AlN firm tacks on $10.6M in funding

August 31, 2006 – Crystal IS Inc., Green Island, NY, a provider of aluminum nitride (AlN) substrates, has completed a second round of financing totaling $10.6 million, led by Lux Capital, with Venture Partners, Harris & Harris Group, Credit Suisse, and Taiwanese Linkmore Ltd. The funding will be used to ramp production of the company’s 2-in. substrates, reducing prices and opening new opportunities in current high volume consumer applications, according to Crystal IS CEO Ding Day.

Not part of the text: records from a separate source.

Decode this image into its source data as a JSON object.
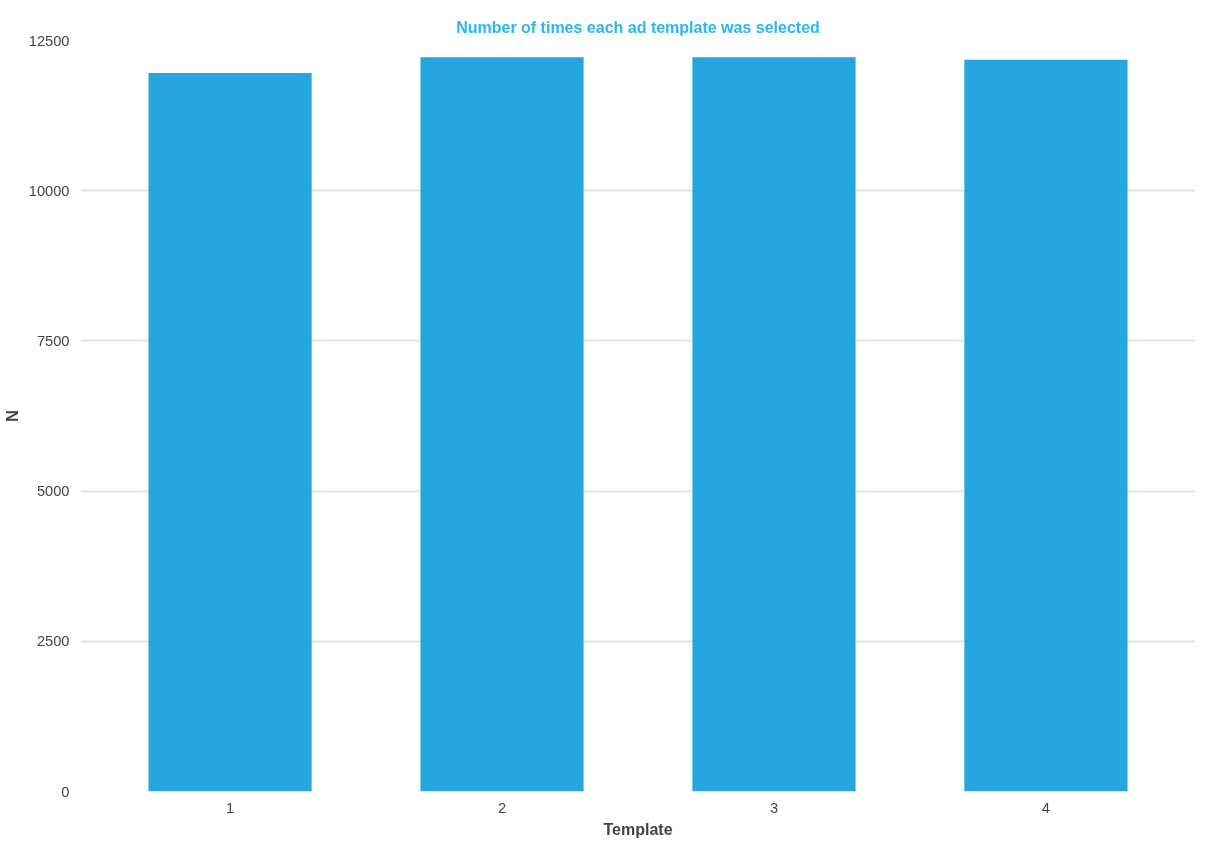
{
  "chart_data": {
    "type": "bar",
    "title": "Number of times each ad template was selected",
    "xlabel": "Template",
    "ylabel": "N",
    "categories": [
      "1",
      "2",
      "3",
      "4"
    ],
    "series": [
      {
        "color": "#25a6de",
        "values": [
          11960,
          12220,
          12220,
          12180
        ]
      }
    ],
    "ylim": [
      0,
      12500
    ],
    "yticks": [
      0,
      2500,
      5000,
      7500,
      10000,
      12500
    ],
    "grid": "y"
  }
}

Crystal IS was co-founded in 1997 by Glen Slack and Leo Schowalter from Rensselaer Polytechnic Institute, initially working under US government SBIR and DARPA grants. It raised $5.1 million in a first round of funding in Sept. 2004, and began extending its work to commercial applications of AlN in 2005, targeting both crystal growth and polishing.

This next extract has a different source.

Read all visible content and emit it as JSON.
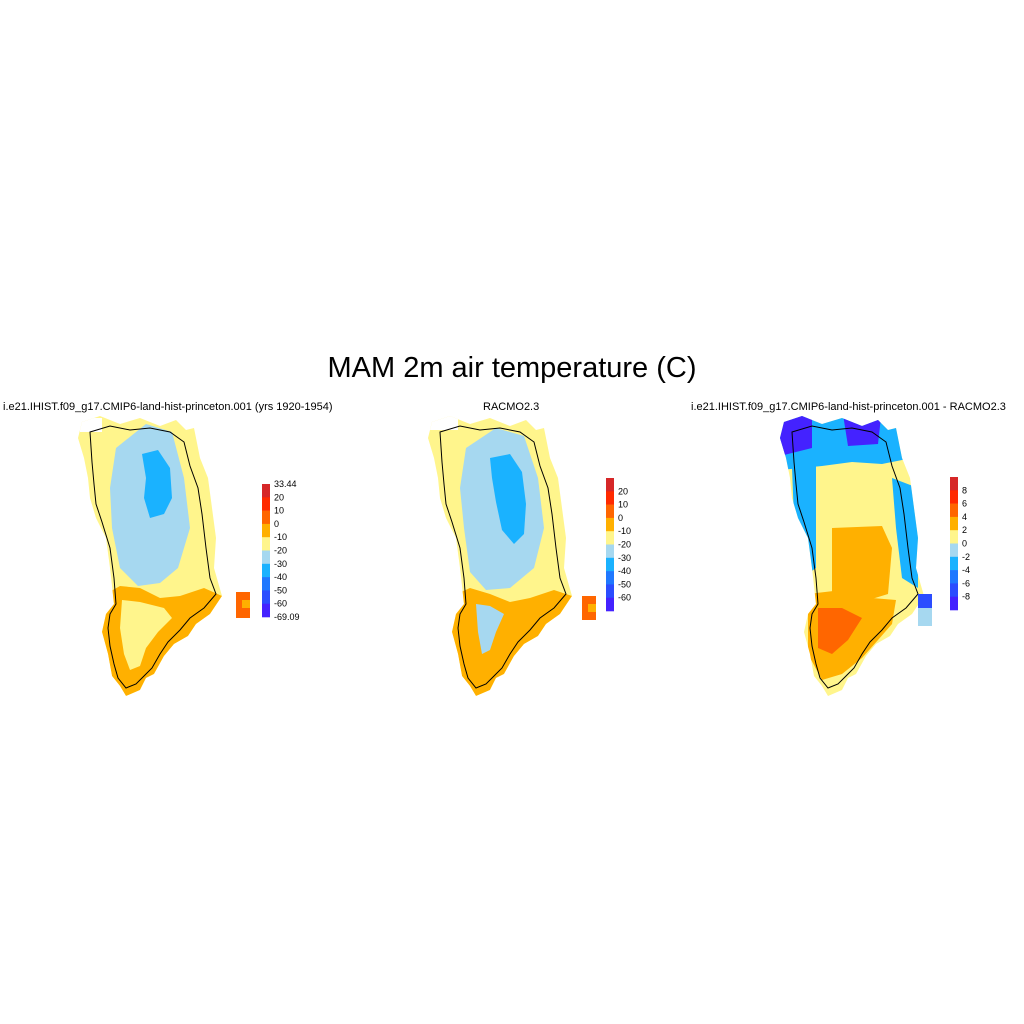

Earlier this year the company announced limited availability of ~300µm thick low-defect wafers from AlN single-crystal boules, grown by sublimation and recondensation (not Czochralski or float-zone techniques) and then sliced and polished into 2-in. wafers ready for epitaxial growth. Other currently available AlN starting material is vapor-phase epitaxially grown on top of silicon carbide, gallium arsenide, or sapphire substrates, where lattice mismatch between the substrates and the AlN epi-layer results in dislocation densities.

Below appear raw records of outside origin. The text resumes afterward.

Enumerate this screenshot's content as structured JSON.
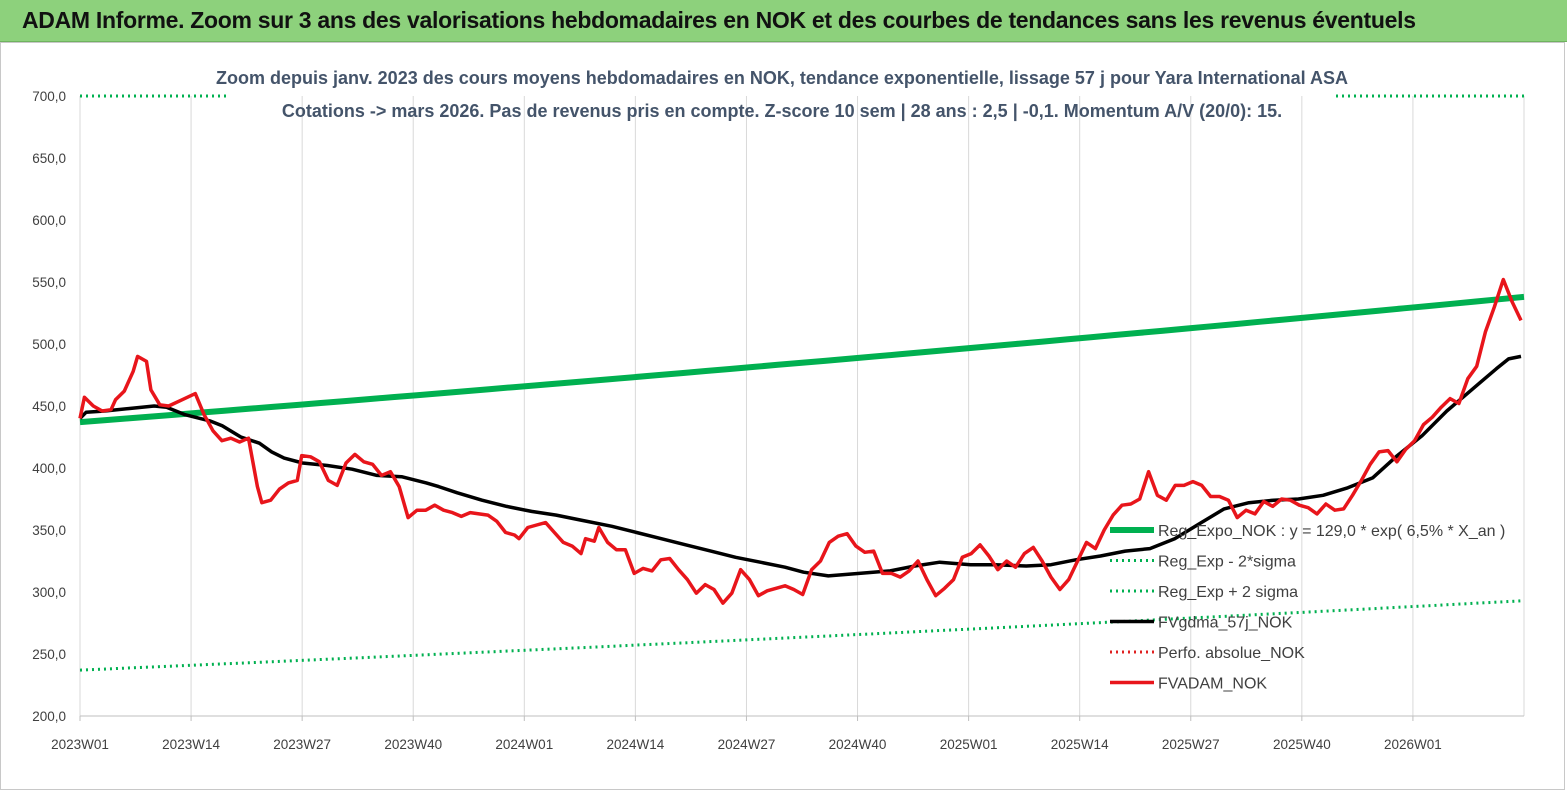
{
  "banner": {
    "title": "ADAM Informe. Zoom sur 3 ans des valorisations hebdomadaires en NOK et des courbes de tendances sans les revenus éventuels"
  },
  "colors": {
    "banner_bg": "#8dd17c",
    "reg_expo": "#00b050",
    "bands": "#00b050",
    "fvgdma": "#000000",
    "perfo": "#e02020",
    "fvadam": "#e8151b",
    "title_text": "#44546a"
  },
  "chart_data": {
    "type": "line",
    "title": "Zoom depuis janv. 2023 des cours moyens hebdomadaires en NOK, tendance exponentielle, lissage 57 j pour Yara International ASA",
    "subtitle": "Cotations -> mars 2026. Pas de revenus pris en compte. Z-score 10 sem | 28 ans : 2,5 | -0,1. Momentum A/V (20/0): 15.",
    "x_ticks": [
      "2023W01",
      "2023W14",
      "2023W27",
      "2023W40",
      "2024W01",
      "2024W14",
      "2024W27",
      "2024W40",
      "2025W01",
      "2025W14",
      "2025W27",
      "2025W40",
      "2026W01"
    ],
    "y_ticks": [
      "200,0",
      "250,0",
      "300,0",
      "350,0",
      "400,0",
      "450,0",
      "500,0",
      "550,0",
      "600,0",
      "650,0",
      "700,0"
    ],
    "ylim": [
      200,
      700
    ],
    "x_count": 168,
    "grid": "vertical",
    "legend_position": "bottom-right",
    "legend": [
      {
        "label": "Reg_Expo_NOK : y = 129,0 * exp( 6,5% * X_an )",
        "style": "solid-thick",
        "color": "#00b050"
      },
      {
        "label": "Reg_Exp - 2*sigma",
        "style": "dotted",
        "color": "#00b050"
      },
      {
        "label": "Reg_Exp + 2 sigma",
        "style": "dotted",
        "color": "#00b050"
      },
      {
        "label": "FVgdma_57j_NOK",
        "style": "solid",
        "color": "#000000"
      },
      {
        "label": "Perfo. absolue_NOK",
        "style": "dotted",
        "color": "#e02020"
      },
      {
        "label": "FVADAM_NOK",
        "style": "solid",
        "color": "#e8151b"
      }
    ],
    "series": [
      {
        "name": "Reg_Expo_NOK : y = 129,0 * exp( 6,5% * X_an )",
        "key": "reg_expo",
        "start": 437,
        "end": 538
      },
      {
        "name": "Reg_Exp - 2*sigma",
        "key": "reg_minus",
        "start": 237,
        "end": 293
      },
      {
        "name": "Reg_Exp + 2 sigma",
        "key": "reg_plus",
        "start": 700,
        "end": 700
      },
      {
        "name": "FVgdma_57j_NOK",
        "key": "fvgdma",
        "points": [
          [
            0,
            440
          ],
          [
            1,
            445
          ],
          [
            4,
            446
          ],
          [
            8,
            448
          ],
          [
            12,
            450
          ],
          [
            14,
            449
          ],
          [
            17,
            443
          ],
          [
            21,
            438
          ],
          [
            23,
            434
          ],
          [
            26,
            425
          ],
          [
            29,
            420
          ],
          [
            31,
            413
          ],
          [
            33,
            408
          ],
          [
            36,
            404
          ],
          [
            40,
            402
          ],
          [
            44,
            399
          ],
          [
            48,
            394
          ],
          [
            52,
            393
          ],
          [
            56,
            388
          ],
          [
            58,
            385
          ],
          [
            61,
            380
          ],
          [
            65,
            374
          ],
          [
            69,
            369
          ],
          [
            73,
            365
          ],
          [
            77,
            362
          ],
          [
            81,
            358
          ],
          [
            86,
            353
          ],
          [
            90,
            348
          ],
          [
            94,
            343
          ],
          [
            98,
            338
          ],
          [
            102,
            333
          ],
          [
            106,
            328
          ],
          [
            110,
            324
          ],
          [
            114,
            320
          ],
          [
            117,
            316
          ],
          [
            121,
            313
          ],
          [
            126,
            315
          ],
          [
            131,
            317
          ],
          [
            135,
            321
          ],
          [
            139,
            324
          ],
          [
            144,
            322
          ],
          [
            148,
            322
          ],
          [
            153,
            321
          ],
          [
            157,
            322
          ],
          [
            161,
            326
          ],
          [
            165,
            329
          ],
          [
            169,
            333
          ],
          [
            173,
            335
          ],
          [
            177,
            343
          ],
          [
            181,
            355
          ],
          [
            185,
            367
          ],
          [
            189,
            372
          ],
          [
            193,
            374
          ],
          [
            197,
            375
          ],
          [
            201,
            378
          ],
          [
            205,
            384
          ],
          [
            209,
            392
          ],
          [
            213,
            410
          ],
          [
            217,
            426
          ],
          [
            221,
            446
          ],
          [
            225,
            463
          ],
          [
            229,
            480
          ],
          [
            231,
            488
          ],
          [
            233,
            490
          ]
        ]
      },
      {
        "name": "FVADAM_NOK",
        "key": "fvadam",
        "points": [
          [
            0,
            440
          ],
          [
            1,
            457
          ],
          [
            3,
            450
          ],
          [
            5,
            446
          ],
          [
            7,
            447
          ],
          [
            8,
            455
          ],
          [
            10,
            462
          ],
          [
            12,
            478
          ],
          [
            13,
            490
          ],
          [
            15,
            486
          ],
          [
            16,
            463
          ],
          [
            18,
            451
          ],
          [
            20,
            450
          ],
          [
            23,
            455
          ],
          [
            26,
            460
          ],
          [
            28,
            443
          ],
          [
            30,
            430
          ],
          [
            32,
            422
          ],
          [
            34,
            424
          ],
          [
            36,
            421
          ],
          [
            38,
            424
          ],
          [
            40,
            385
          ],
          [
            41,
            372
          ],
          [
            43,
            374
          ],
          [
            45,
            383
          ],
          [
            47,
            388
          ],
          [
            49,
            390
          ],
          [
            50,
            410
          ],
          [
            52,
            409
          ],
          [
            54,
            405
          ],
          [
            56,
            390
          ],
          [
            58,
            386
          ],
          [
            60,
            404
          ],
          [
            62,
            411
          ],
          [
            64,
            405
          ],
          [
            66,
            403
          ],
          [
            68,
            394
          ],
          [
            70,
            397
          ],
          [
            72,
            385
          ],
          [
            74,
            360
          ],
          [
            76,
            366
          ],
          [
            78,
            366
          ],
          [
            80,
            370
          ],
          [
            82,
            366
          ],
          [
            84,
            364
          ],
          [
            86,
            361
          ],
          [
            88,
            364
          ],
          [
            90,
            363
          ],
          [
            92,
            362
          ],
          [
            94,
            357
          ],
          [
            96,
            348
          ],
          [
            98,
            346
          ],
          [
            99,
            343
          ],
          [
            101,
            352
          ],
          [
            103,
            354
          ],
          [
            105,
            356
          ],
          [
            107,
            348
          ],
          [
            109,
            340
          ],
          [
            111,
            337
          ],
          [
            113,
            331
          ],
          [
            114,
            343
          ],
          [
            116,
            341
          ],
          [
            117,
            352
          ],
          [
            119,
            340
          ],
          [
            121,
            334
          ],
          [
            123,
            334
          ],
          [
            125,
            315
          ],
          [
            127,
            319
          ],
          [
            129,
            317
          ],
          [
            131,
            326
          ],
          [
            133,
            327
          ],
          [
            135,
            318
          ],
          [
            137,
            310
          ],
          [
            139,
            299
          ],
          [
            141,
            306
          ],
          [
            143,
            302
          ],
          [
            145,
            291
          ],
          [
            147,
            299
          ],
          [
            149,
            318
          ],
          [
            151,
            310
          ],
          [
            153,
            297
          ],
          [
            155,
            301
          ],
          [
            157,
            303
          ],
          [
            159,
            305
          ],
          [
            161,
            302
          ],
          [
            163,
            298
          ],
          [
            165,
            318
          ],
          [
            167,
            325
          ],
          [
            169,
            340
          ],
          [
            171,
            345
          ],
          [
            173,
            347
          ],
          [
            175,
            337
          ],
          [
            177,
            332
          ],
          [
            179,
            333
          ],
          [
            181,
            315
          ],
          [
            183,
            315
          ],
          [
            185,
            312
          ],
          [
            187,
            317
          ],
          [
            189,
            325
          ],
          [
            191,
            310
          ],
          [
            193,
            297
          ],
          [
            195,
            303
          ],
          [
            197,
            310
          ],
          [
            199,
            328
          ],
          [
            201,
            331
          ],
          [
            203,
            338
          ],
          [
            205,
            329
          ],
          [
            207,
            318
          ],
          [
            209,
            325
          ],
          [
            211,
            320
          ],
          [
            213,
            331
          ],
          [
            215,
            336
          ],
          [
            217,
            325
          ],
          [
            219,
            312
          ],
          [
            221,
            302
          ],
          [
            223,
            310
          ],
          [
            225,
            325
          ],
          [
            227,
            340
          ],
          [
            229,
            335
          ],
          [
            231,
            350
          ],
          [
            233,
            362
          ],
          [
            235,
            370
          ],
          [
            237,
            371
          ],
          [
            239,
            375
          ],
          [
            241,
            397
          ],
          [
            243,
            378
          ],
          [
            245,
            374
          ],
          [
            247,
            386
          ],
          [
            249,
            386
          ],
          [
            251,
            389
          ],
          [
            253,
            386
          ],
          [
            255,
            377
          ],
          [
            257,
            377
          ],
          [
            259,
            374
          ],
          [
            261,
            360
          ],
          [
            263,
            366
          ],
          [
            265,
            363
          ],
          [
            267,
            373
          ],
          [
            269,
            369
          ],
          [
            271,
            375
          ],
          [
            273,
            374
          ],
          [
            275,
            370
          ],
          [
            277,
            368
          ],
          [
            279,
            363
          ],
          [
            281,
            371
          ],
          [
            283,
            366
          ],
          [
            285,
            367
          ],
          [
            287,
            378
          ],
          [
            289,
            390
          ],
          [
            291,
            403
          ],
          [
            293,
            413
          ],
          [
            295,
            414
          ],
          [
            297,
            405
          ],
          [
            299,
            415
          ],
          [
            301,
            422
          ],
          [
            303,
            435
          ],
          [
            305,
            441
          ],
          [
            307,
            449
          ],
          [
            309,
            456
          ],
          [
            311,
            452
          ],
          [
            313,
            472
          ],
          [
            315,
            482
          ],
          [
            317,
            510
          ],
          [
            319,
            530
          ],
          [
            321,
            552
          ],
          [
            323,
            534
          ],
          [
            325,
            519
          ]
        ]
      }
    ]
  }
}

Crystal IS says its 2-in. AlN substrates currently achieve <1000 dislocations/cm2 for ~50% of the wafer surface, with plans to achieve 80% by year’s end, and 100% by the end of 2007. The company has also developed a version of its AlN substrates topped with a GaN epitaxial layer, to address high-volume GaN markets such as 405nm lasers for Blu Ray and HD DVD as well as high power LEDs.

Beyond the currently established market for high-power RF discretes, the company sees potential in markets for high-power applications such as cell phone base stations, as well as high-temperature electronic and optoelectronic devices, high-power microwave devices, UV optical detectors, and UV light-emitting diodes (UV-LED) and lasers. Other applications include compact explosives detection devices and water purification.